The importance of this listing by Historic England is that it acknowledges these houses where the silk weavers worked are equally as significant as the mansions of the merchants who profited from their labour. We cherish them as part of our collective history.
There are still a few places left for the guided walk to learn more about the journeyman weavers and discover their surviving houses this Saturday 15th June hosted by Julian Woodford, author of The Boss of Bethnal Green (Click here for tickets)
“An abundance of period features” for £895 per week
Note the developer’s Porsche in this elevation of their proposed replacement building
3-5 Club Row, 1953
These houses were built between 1764 and 1766, specifically for the journeymen silk weavers of Bethnal Green and the related trades of silk throwsters, winders and dyers.

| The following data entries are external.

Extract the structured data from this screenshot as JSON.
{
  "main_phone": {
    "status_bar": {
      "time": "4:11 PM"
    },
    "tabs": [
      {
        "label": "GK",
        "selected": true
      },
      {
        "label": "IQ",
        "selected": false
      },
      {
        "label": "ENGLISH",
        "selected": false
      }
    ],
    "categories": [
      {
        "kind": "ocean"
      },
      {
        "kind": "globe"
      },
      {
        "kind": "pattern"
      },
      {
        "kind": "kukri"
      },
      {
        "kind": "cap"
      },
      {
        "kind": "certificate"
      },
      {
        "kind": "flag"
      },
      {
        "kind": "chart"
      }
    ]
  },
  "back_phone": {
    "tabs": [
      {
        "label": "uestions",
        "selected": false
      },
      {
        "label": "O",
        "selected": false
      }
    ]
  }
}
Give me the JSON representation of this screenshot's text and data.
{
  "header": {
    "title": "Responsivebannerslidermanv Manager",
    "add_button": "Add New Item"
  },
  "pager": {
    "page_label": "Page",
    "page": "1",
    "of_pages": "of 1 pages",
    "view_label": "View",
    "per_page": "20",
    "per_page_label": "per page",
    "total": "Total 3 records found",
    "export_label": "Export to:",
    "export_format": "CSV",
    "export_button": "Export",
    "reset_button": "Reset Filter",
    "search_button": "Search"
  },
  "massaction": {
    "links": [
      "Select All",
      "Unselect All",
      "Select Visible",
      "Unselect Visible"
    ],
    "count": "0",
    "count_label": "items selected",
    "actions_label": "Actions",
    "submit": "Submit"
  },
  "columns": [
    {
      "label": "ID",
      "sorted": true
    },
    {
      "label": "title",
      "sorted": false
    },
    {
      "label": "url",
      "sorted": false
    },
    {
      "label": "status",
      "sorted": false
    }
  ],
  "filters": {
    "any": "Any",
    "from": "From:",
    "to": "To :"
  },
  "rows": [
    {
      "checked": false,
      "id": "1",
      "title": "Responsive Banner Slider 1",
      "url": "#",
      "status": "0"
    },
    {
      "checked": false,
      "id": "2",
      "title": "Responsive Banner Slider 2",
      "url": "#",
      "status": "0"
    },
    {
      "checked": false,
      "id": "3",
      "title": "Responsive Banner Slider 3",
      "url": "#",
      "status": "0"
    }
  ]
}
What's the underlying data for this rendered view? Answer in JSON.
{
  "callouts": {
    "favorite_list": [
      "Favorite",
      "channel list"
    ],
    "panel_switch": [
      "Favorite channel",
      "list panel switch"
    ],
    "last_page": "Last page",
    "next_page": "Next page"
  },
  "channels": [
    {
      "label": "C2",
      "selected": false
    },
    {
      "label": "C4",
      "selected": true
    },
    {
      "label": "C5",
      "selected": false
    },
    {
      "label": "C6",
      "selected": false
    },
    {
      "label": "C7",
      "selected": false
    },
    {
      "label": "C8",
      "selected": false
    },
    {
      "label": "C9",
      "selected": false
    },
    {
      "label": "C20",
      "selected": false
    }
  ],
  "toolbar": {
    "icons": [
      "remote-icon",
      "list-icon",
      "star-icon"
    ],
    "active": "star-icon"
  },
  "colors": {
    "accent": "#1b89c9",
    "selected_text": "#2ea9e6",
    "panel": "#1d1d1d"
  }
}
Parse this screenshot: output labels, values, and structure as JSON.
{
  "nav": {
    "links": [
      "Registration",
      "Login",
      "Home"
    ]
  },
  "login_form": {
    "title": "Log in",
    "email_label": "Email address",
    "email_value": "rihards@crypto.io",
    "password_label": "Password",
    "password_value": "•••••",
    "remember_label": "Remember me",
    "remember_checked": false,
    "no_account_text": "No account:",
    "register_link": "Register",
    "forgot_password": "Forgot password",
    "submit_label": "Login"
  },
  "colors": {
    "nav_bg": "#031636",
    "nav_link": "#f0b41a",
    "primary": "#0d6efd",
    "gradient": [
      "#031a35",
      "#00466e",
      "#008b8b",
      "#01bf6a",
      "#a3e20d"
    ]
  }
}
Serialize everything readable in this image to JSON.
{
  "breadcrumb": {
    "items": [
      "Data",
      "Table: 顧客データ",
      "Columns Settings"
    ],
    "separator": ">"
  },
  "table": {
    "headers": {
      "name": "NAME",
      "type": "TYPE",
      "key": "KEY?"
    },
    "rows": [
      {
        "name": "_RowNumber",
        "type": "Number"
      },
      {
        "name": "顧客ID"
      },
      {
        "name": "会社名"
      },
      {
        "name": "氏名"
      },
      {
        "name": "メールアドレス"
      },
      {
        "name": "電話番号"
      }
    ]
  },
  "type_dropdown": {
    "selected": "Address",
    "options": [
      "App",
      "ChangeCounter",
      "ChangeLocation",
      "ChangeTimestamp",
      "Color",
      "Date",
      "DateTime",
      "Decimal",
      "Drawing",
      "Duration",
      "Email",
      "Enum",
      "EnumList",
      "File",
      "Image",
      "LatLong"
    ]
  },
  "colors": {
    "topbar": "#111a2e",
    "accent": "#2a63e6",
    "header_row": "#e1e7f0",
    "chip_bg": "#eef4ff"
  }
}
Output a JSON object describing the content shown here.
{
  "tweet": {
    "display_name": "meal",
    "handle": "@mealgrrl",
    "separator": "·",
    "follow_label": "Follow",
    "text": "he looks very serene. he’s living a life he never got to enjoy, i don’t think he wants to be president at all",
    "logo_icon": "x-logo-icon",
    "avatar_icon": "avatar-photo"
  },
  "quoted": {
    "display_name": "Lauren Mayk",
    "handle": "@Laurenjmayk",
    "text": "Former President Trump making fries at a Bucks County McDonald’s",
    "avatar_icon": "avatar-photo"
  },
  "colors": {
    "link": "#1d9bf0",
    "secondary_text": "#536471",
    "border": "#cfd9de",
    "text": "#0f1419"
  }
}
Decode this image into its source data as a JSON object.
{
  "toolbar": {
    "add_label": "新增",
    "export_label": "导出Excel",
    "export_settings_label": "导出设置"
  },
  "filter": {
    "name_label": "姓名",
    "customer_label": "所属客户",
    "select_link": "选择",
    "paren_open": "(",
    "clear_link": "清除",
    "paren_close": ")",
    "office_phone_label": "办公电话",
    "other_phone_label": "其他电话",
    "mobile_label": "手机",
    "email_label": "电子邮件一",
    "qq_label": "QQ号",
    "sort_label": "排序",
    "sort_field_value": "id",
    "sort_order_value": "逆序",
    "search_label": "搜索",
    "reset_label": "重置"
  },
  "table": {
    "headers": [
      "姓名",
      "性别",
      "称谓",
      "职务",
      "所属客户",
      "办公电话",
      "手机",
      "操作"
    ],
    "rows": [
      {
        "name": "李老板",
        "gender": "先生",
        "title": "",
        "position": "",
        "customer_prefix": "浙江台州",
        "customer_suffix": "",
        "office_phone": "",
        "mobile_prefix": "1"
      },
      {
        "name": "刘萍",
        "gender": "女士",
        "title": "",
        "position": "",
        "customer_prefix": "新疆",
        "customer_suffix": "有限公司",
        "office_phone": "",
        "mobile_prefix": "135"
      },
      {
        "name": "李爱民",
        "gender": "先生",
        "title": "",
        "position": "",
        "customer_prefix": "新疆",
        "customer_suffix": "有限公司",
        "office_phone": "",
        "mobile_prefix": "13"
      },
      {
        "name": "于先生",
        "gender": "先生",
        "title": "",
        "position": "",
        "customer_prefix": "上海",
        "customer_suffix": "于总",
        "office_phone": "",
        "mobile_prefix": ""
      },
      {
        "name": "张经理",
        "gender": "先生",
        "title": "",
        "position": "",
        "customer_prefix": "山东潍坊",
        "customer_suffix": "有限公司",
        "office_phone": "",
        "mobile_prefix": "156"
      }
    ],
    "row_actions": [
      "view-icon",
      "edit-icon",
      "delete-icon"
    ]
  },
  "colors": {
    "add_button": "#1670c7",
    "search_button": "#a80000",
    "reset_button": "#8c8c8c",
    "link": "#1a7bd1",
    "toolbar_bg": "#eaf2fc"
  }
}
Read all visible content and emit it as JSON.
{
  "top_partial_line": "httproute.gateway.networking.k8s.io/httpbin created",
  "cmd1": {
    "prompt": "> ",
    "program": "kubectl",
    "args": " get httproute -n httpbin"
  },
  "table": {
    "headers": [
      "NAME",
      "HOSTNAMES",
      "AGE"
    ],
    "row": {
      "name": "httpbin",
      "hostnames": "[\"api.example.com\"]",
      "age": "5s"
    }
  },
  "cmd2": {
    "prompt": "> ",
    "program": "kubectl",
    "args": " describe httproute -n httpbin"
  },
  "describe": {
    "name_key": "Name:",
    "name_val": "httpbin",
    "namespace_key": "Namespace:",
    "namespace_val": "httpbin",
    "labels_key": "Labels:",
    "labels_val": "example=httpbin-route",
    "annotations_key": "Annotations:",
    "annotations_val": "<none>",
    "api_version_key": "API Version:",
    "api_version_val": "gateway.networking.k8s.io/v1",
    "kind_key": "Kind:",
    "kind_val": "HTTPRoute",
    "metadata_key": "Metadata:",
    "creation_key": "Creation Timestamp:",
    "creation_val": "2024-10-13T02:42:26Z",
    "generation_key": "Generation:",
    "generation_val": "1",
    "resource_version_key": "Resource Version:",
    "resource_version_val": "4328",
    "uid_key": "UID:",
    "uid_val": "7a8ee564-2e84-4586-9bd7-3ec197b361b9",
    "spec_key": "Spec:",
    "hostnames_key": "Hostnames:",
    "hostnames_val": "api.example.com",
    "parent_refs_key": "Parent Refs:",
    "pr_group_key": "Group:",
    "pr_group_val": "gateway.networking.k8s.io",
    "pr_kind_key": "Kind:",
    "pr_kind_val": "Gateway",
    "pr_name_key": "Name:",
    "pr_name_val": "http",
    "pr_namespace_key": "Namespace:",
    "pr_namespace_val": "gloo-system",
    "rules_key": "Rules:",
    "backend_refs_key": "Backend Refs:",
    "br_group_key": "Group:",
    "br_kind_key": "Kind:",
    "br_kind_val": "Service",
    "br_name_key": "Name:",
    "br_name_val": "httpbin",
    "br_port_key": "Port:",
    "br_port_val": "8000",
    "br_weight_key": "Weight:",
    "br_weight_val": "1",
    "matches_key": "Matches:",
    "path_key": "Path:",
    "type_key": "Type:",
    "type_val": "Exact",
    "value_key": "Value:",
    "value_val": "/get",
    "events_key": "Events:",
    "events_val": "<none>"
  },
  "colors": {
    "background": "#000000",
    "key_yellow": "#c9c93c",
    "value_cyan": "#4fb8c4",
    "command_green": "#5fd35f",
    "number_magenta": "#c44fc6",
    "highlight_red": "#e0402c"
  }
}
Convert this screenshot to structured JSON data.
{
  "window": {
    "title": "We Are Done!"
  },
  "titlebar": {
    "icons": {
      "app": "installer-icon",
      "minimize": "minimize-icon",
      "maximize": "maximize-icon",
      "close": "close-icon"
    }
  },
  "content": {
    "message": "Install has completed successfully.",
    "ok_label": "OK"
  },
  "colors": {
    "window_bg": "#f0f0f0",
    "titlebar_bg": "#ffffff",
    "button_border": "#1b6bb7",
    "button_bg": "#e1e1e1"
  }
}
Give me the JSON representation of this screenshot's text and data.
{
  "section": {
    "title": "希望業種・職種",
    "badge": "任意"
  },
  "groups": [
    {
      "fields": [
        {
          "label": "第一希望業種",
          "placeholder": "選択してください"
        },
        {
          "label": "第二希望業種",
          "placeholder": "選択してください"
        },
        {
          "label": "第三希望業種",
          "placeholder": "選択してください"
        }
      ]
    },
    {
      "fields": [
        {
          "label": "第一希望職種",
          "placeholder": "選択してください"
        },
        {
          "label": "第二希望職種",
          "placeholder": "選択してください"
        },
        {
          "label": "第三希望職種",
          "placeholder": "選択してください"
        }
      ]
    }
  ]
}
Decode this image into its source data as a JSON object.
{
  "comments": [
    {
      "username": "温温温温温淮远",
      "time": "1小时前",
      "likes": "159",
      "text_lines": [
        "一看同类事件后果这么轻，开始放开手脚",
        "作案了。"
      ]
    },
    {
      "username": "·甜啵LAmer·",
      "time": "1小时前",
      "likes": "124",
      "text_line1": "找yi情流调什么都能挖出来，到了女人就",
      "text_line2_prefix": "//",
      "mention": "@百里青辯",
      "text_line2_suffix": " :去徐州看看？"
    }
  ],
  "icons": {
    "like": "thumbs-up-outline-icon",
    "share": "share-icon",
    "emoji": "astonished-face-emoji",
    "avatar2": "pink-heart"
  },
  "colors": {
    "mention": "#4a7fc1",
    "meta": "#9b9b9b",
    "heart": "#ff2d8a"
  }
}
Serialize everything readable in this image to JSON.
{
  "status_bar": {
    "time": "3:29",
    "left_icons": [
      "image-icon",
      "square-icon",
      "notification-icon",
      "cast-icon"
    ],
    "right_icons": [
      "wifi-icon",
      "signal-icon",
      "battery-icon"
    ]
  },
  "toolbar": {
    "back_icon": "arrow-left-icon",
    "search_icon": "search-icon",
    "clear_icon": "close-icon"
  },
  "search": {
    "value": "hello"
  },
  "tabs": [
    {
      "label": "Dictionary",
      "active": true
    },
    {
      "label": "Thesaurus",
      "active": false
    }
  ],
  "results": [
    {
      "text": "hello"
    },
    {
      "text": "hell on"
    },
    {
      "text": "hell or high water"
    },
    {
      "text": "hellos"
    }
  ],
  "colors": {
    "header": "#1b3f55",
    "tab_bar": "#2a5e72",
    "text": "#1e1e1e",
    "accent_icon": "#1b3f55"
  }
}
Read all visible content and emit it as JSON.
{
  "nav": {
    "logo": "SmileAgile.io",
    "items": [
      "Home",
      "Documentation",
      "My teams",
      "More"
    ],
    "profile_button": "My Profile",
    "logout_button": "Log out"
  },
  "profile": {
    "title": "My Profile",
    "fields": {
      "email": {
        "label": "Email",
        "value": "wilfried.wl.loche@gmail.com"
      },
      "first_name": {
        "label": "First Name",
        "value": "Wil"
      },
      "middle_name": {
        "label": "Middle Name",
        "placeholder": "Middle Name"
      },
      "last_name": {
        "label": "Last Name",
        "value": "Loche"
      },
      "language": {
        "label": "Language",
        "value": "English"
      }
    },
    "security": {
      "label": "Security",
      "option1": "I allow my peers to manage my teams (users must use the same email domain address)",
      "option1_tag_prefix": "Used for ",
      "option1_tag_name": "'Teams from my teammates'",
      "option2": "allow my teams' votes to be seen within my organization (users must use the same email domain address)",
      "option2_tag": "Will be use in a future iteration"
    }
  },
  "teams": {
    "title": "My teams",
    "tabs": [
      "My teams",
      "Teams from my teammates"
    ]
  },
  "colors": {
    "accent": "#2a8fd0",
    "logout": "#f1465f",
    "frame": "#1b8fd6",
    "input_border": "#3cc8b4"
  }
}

These are single depth, one-room-plan houses with a rear window, so light could permeate from front and back. The wide top-floor windows, built into the main body of the house rather than into the attics, were for maximum light, essential for colour-matching fine silk threads. The brick frontages allowed the construction of the staircases while the rear walls were often of wood.
They were constructed as multi-occupant, single-room, workshop-homes, with one family per floor and silk weaving at the top. A journeyman family could only afford one room and work dominated their lives, so no space was provided for much else, with the size of looms dictating the size of the rooms.